船津 鶴代
研究歴
1991年にアジア経済研究所に入所し、タイの社会・政治分野の地域研究を行ってきました。軍・官僚主導でタイの権威主義的体制を支えるネットワークである「官僚政体」(Bureaucratic Polity)への関心から、その維持・変容にかかわる2つの研究テーマを追ってきました。第1に、「官僚政体」に変容を迫る都市中間層の生成や環境運動の拡大、地方分権化の研究です。このテーマでは、量的サーベイに基づく実証を重視し、1994年「タイの環境意識に関する住民調査」、2013/14年科研プロジェクト「東南アジアにおける地方エリートサーベイ」などの分析を行っています。第2のテーマは、「官僚政体」の生成過程と制度の経路依存性に関する研究であり、環境政策に現れる局支配や行政の分節化の問題点や、「官僚政体」の歴史的な生成・再編の過程に関心を強めています。
現在取り組んでいるテーマ
いま注力しているテーマは、タイの「官僚政体」の基盤となった1932年立憲革命以後の官僚ネットワークが生成される過程の研究です。立憲革命を機に、タイの官僚・政治家と新興華人ビジネスが経済政策を立案するネットワークを構築し、議会の不在や反乱による政治的不安定のなかでも、政策を継続的に遂行する制度が成立していく過程を分析しています。並行して、グローバル化と空間再編に関する欧米発の社会理論「国家のリスケーリング論 (Rescaling of the State)」を、東南アジアに適用する比較研究にも取り組んでいます。
関連するリンク
<アジアとタイの中間層生成>
- 服部民夫・船津鶴代・鳥居高編(2002)『アジア中間層の生成と特質』アジア経済研究所。

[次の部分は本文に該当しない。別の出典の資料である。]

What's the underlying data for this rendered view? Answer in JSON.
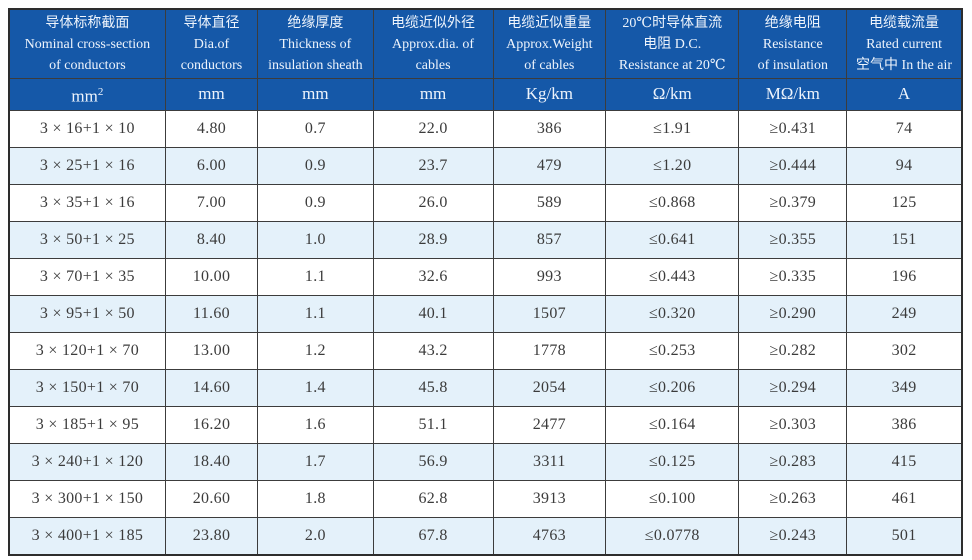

- Tsuruyo FUNATSU and Kazuhiro KAGOYA. (2003) “The Middle Classes in Thailand: The Rise of the Urban Intellectual Elite and Their Social Consciousness.” The Developing Economies, 41(2): 243-263.
<タイの政治行政改革と教育>
- 玉田芳史・船津鶴代編(2008)『タイ政治・行政の変革1991-2006年』アジア経済研究所。
- 船津鶴代(2008)「国家と教育――タイの教育改革と「市民社会」」(竹中千春・高橋伸夫・山本信人編『市民社会』慶應義塾大学出版会所収)。
- 船津鶴代(2003)「タイの中等教育拡大――その「階層化」された普遍化」(米村明夫編『世界の教育開発――教育発展の社会科学的研究』明石書店所収)。
<東南アジアの地方自治と空間再編論>
- 船津鶴代(2019)「タイNCPO軍政下の地方統治政策:岐路に立つ農村の分権化政策と自治体の「下請け化」」(青木まき編『タイ2019年総選挙:軍事政権の統括と新政権の展望』アジア経済研究所所収)。
- 船津鶴代(2019)「タイの自治体首長の社会的背景――「地方行政」と「地方自治」の連続と非連続を問う」(永井史男・岡本正明・小林盾編『東南アジアにおける地方ガバナンスの計量分析』晃洋書房所収)。
<タイの環境政策と官僚政体>
- Tadayoshi TERAO and Tsuruyo FUNATSU. (2021) Origins and Evolution of Environmental Policies:State, Time and Regional Experiences. Edward and Elgar.
<タイ官僚政体の歴史的形成と華人>
- 船津鶴代(2017)「タイ立憲革命期の華人新興企業家と官僚――サイアム商業会議所創設メンバーの政治・経済活動の分析」『アジア経済』58巻1号、35〜72ページ。
- 船津鶴代(2002)「タイにおけるナショナリズム言説と華人」(加納弘勝・小倉充夫編『変貌する「第三世界」と国際社会』東京大学出版会所収)。